Researchers discuss the future of organic photovoltaic devices

(Nanowerk News) Organic photovoltaic devices (OPVs) have major potential as a principal source of clean electricity for the future. However, the large-scale introduction of OPVs onto the market is currently limited by their stability. The StableNextSol Action, funded by the European Commission through a COST Action, aims to create a highly interdisciplinary network of academic and industry researchers to study the degradation mechanisms occurring in state-of-the-art OPVs.
The COST Action is coordinated by CSIC Research Prof. Mónica Lira-Cantu, Group Leader of the Nanostructured Materials for Photovoltaic Energy Group at the Catalan Institute of Nanoscience and Nanotechnology (ICN2), recently accredited as a Severo Ochoa Excellence Research Center. One of the central activities of the Action is to organize the International Summit on OPV Stability (ISOS-7), which takes place in Barcelona October 6-8 (Hotel Condes de Barcelona; Passeig de Grŕcia, 73).
Over 100 members of this highly interdisciplinary network join their efforts in Barcelona during ISOS-7, a Summit broadcasted live through the event’s website. The StableNextSol Action seeks to integrate and generate fundamental knowledge and expertise to foster disruptive innovations targeted to mitigate device failure. The final aim is to develop new concepts for OPVs that are more stable and reach lifetimes longer than 20 years. To achieve this goal, the StableNextSol network will use different and complementary analytical techniques and knowhow from the partners of the consortium to study and understand the degradation in state-of-the-art OPVs. During the upcoming months the consortium will create an online registry to coordinate international experiments on OPVs stability.

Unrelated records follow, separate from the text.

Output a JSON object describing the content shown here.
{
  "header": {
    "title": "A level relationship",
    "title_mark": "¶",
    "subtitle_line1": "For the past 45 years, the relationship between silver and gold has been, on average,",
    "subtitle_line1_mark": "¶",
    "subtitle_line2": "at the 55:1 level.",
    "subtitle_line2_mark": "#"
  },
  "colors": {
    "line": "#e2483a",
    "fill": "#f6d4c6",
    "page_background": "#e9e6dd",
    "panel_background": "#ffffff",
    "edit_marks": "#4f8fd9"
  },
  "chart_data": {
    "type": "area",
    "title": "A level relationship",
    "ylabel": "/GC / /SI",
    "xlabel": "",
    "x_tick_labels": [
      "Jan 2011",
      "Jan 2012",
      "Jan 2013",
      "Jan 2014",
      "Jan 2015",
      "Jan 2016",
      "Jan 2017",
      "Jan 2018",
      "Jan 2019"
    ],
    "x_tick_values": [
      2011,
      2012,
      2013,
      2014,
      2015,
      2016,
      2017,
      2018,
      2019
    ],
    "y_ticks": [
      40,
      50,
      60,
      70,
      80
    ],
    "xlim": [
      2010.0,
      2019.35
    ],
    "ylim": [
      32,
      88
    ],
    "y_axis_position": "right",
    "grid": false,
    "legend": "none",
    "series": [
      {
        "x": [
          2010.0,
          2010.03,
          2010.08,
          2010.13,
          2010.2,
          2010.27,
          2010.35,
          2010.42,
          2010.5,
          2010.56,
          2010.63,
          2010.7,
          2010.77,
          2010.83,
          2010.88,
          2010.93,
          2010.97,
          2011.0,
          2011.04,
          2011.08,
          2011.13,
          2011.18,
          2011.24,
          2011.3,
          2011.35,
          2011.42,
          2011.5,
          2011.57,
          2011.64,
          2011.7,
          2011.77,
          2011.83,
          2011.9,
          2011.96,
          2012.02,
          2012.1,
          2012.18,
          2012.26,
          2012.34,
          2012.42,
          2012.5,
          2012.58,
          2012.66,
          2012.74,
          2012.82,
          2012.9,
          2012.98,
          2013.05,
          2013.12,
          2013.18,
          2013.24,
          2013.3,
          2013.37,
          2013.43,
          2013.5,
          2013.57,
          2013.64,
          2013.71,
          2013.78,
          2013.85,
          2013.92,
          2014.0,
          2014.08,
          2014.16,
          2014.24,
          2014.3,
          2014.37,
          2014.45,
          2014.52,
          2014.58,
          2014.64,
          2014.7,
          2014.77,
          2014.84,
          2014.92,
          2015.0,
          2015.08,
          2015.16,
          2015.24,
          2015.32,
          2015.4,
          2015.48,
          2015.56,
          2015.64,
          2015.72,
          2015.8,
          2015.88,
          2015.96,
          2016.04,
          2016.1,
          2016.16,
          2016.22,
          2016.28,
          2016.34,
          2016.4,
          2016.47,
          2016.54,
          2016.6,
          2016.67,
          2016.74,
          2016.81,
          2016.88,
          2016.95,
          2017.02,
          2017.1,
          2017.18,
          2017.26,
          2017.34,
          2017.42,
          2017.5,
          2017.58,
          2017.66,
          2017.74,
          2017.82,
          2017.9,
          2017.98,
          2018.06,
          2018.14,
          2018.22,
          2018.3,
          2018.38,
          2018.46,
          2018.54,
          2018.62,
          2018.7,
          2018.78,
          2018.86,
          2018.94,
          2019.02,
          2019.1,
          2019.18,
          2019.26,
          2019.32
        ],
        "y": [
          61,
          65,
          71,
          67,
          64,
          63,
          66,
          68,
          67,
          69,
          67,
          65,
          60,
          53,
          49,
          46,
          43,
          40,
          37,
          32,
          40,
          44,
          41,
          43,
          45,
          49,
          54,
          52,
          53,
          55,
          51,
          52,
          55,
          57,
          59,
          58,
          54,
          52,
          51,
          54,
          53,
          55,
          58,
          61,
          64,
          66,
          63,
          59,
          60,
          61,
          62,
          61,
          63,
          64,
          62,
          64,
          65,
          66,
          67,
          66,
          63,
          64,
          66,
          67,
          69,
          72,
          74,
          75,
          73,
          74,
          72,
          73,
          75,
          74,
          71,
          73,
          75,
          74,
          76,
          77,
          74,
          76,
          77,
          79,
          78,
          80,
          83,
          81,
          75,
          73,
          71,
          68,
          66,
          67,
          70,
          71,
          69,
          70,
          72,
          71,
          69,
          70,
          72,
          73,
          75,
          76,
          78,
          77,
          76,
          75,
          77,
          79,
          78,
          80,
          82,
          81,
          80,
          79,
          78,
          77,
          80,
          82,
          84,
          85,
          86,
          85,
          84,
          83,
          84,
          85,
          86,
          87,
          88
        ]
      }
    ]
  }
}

There is a crucial need to advance in the commercialization of OPVs and to strength the industrial European OPV sector, so that this technology can fulfil its potential and supply clean electricity on a global scale. ISOS has been running since 2008 and has rapidly become one of the most attended workshops in the field, bringing together an expert community both from industry and academia. The program includes round table discussions and the limited number of participants creates a unique atmosphere for informal scientific exchange. This year’s program covers the following topics: degradation of photo-active materials; full devices; flexible gas barriers; applications and standards; characterization techniques; related optoelectronic devices; and, for the first time, Perovskite solar cells.